Ingredients Jump to Instructions ↓

  1. 3/4 cup sugar, plus

  2. 1 tablespoon

  3. 3/4 cup water

  4. 2 tablespoons freshly squeezed lemon juice, divided

  5. 1 vanilla bean, scraped

  6. 4 medium peaches, peeled, pitted, and cut in half

  7. 8 ounces frozen raspberries, thawed

  8. Vanilla ice cream, for serving

Instructions Jump to Ingredients ↑

  1. Preheat a grill to medium-high heat.

  2. Place 3/4 cup sugar, water, 1 tablespoon of the lemon juice, and the seeds from the vanilla bean into a small saucepan and set over high heat. Bring the mixture to a boil and boil for 1 to 2 minutes. Remove from the heat. Add the peaches; spooning the sauce over them. Set aside.

  3. Place the raspberries, the remaining 1 tablespoon of lemon juice, and 1 tablespoon sugar into the bowl of a food processor and puree. Pass the mixture through a fine mesh sieve into a small bowl. Cover and set in the refrigerator.

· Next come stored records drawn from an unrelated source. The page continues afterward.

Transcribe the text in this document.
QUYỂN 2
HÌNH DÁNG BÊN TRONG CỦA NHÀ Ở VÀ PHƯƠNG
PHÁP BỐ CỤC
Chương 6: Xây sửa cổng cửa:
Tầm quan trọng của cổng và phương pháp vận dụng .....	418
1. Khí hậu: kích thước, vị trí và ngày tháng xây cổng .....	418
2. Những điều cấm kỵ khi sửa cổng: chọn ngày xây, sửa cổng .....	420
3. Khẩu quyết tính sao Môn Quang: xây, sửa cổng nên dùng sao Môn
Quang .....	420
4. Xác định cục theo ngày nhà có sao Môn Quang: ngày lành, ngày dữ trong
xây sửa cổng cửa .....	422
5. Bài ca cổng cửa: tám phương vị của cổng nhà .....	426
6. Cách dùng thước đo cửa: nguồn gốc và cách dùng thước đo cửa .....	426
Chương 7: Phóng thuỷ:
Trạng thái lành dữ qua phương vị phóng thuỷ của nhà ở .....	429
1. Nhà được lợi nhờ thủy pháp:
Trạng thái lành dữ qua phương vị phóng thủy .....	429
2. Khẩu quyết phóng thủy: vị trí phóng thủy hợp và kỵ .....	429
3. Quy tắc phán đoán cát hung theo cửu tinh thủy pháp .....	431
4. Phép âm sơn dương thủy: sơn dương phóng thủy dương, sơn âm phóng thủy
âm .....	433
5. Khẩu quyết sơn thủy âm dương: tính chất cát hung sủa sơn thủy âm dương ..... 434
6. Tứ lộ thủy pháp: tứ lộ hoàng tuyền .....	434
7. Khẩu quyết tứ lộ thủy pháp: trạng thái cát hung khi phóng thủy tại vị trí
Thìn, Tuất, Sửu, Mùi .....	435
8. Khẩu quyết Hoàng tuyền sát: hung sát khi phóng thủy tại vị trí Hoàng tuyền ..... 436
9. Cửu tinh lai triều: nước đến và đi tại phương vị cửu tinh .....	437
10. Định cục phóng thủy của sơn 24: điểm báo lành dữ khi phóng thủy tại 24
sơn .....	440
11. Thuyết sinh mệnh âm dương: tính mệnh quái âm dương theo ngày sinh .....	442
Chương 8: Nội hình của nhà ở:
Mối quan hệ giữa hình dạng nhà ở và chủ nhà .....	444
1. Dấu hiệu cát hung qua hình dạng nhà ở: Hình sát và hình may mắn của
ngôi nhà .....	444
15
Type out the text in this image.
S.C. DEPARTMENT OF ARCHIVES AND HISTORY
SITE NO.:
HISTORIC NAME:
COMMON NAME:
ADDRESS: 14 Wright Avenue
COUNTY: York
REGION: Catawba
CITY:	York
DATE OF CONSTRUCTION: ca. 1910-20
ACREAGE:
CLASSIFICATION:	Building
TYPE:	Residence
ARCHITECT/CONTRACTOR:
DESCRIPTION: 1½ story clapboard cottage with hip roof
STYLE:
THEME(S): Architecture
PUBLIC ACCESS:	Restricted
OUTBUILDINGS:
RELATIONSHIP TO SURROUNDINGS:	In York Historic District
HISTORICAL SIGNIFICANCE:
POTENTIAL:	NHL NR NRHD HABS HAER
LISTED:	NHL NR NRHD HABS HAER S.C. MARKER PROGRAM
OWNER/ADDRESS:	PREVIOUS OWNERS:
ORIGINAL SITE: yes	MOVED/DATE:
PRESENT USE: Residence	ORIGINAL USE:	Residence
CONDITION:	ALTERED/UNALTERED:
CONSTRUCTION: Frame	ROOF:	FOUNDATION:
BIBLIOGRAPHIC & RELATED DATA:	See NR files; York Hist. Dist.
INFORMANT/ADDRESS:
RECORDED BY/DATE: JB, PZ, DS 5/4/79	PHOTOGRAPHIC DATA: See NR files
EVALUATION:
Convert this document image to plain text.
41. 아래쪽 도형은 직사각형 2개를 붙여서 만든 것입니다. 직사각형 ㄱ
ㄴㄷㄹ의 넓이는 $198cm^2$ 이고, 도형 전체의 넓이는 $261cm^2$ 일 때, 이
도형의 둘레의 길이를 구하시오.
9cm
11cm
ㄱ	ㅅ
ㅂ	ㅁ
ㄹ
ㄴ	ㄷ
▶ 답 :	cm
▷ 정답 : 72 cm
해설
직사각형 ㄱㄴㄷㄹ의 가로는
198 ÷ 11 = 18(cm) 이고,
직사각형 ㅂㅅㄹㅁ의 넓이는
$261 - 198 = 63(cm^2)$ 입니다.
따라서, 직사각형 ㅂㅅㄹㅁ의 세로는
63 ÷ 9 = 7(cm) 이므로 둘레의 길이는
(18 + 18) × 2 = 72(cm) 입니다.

  4. Once the grill is hot, place the peaches over direct heat and grill on each side for 3 to 4 minutes or until they are tender. Remove from the heat to a container with the syrup and cover with aluminum foil for 5 minutes.

  5. To serve, place the ice cream into 4 bowls and top each bowl with 2 peach halves. Drizzle each bowl with the raspberry sauce and serve immediately.